Someone on another forum was asking if free RCI memberships are given out any longer for purchases of SA.  I'm just not sure, so thought I'd ask here.  I kinda think this was just a temporary offer when the market was so hot.

I have membership until Sept. 2025 due to two inexpensive purchases back in '03 or so, so that's pretty sweet.


----------



## retailman (Jan 21, 2011)

This was done by brokers six or seven years ago to drum up interest in
South Africa. It must have worked; alot of people bought one, including
myself.


----------



## MuranoJo (Jan 21, 2011)

Retailman, hope you got a nice long membership.  
There have obviously been ups and downs with SA over the years, but this is certainly a nice bennie we can keep--membership fees aren't cheap and can add up over the years.


----------



## martyap (Jan 23, 2011)

*Finally sold my Durban Sands*

I think these days it might be the reverse......free SA week with every RCI membership purchased  Herb, may he rest in peace, really but a great deal together years back! 

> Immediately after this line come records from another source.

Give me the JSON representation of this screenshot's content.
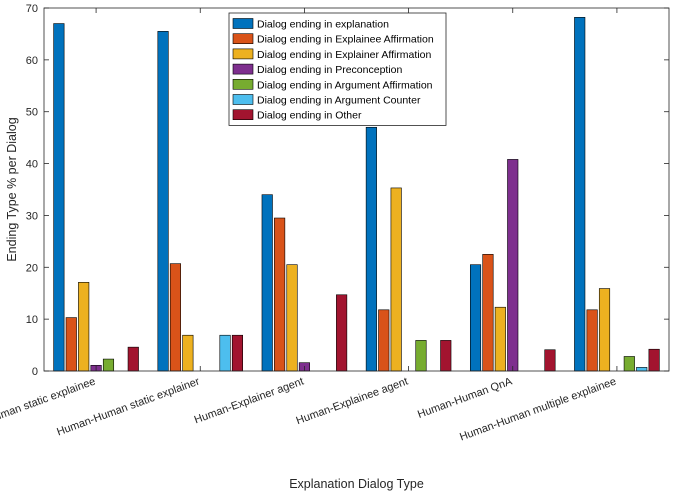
{
  "chart_data": {
    "type": "bar",
    "xlabel": "Explanation Dialog Type",
    "ylabel": "Ending Type % per Dialog",
    "ylim": [
      0,
      70
    ],
    "yticks": [
      0,
      10,
      20,
      30,
      40,
      50,
      60,
      70
    ],
    "grid": false,
    "legend_position": "top-center",
    "categories": [
      "Human static explainee",
      "Human-Human static explainer",
      "Human-Explainer agent",
      "Human-Explainee agent",
      "Human-Human QnA",
      "Human-Human multiple explainee"
    ],
    "series": [
      {
        "name": "Dialog ending in explanation",
        "color": "#0072BD",
        "values": [
          67.0,
          65.5,
          34.0,
          47.0,
          20.5,
          68.2
        ]
      },
      {
        "name": "Dialog ending in Explainee Affirmation",
        "color": "#D95319",
        "values": [
          10.3,
          20.7,
          29.5,
          11.8,
          22.5,
          11.8
        ]
      },
      {
        "name": "Dialog ending in Explainer Affirmation",
        "color": "#EDB120",
        "values": [
          17.1,
          6.9,
          20.5,
          35.3,
          12.3,
          15.9
        ]
      },
      {
        "name": "Dialog ending in Preconception",
        "color": "#7E2F8E",
        "values": [
          1.1,
          0,
          1.6,
          0,
          40.8,
          0
        ]
      },
      {
        "name": "Dialog ending in Argument Affirmation",
        "color": "#77AC30",
        "values": [
          2.3,
          0,
          0,
          5.9,
          0,
          2.8
        ]
      },
      {
        "name": "Dialog ending in Argument Counter",
        "color": "#4DBEEE",
        "values": [
          0,
          6.9,
          0,
          0,
          0,
          0.7
        ]
      },
      {
        "name": "Dialog ending in Other",
        "color": "#A2142F",
        "values": [
          4.6,
          6.9,
          14.7,
          5.9,
          4.1,
          4.2
        ]
      }
    ]
  }
}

I finally found a way to sell my DS weeks to South Africans (as per First Resorts new rules) and make a few $$$.


----------



## MuranoJo (Jan 23, 2011)

Marty, 

Can you share or PM?  Also, what week did you have and was it peak?
Thx.


----------



## bigrick (Jan 24, 2011)

martyap said:


> I think these days it might be the reverse......free SA week with every RCI membership purchased  Herb, may he rest in peace, really but a great deal together years back!
> 
> *I finally found a way to sell my DS weeks to South Africans (as per First Resorts new rules) and make a few $$$.*



What's the scoop?  A PM works for me too.


----------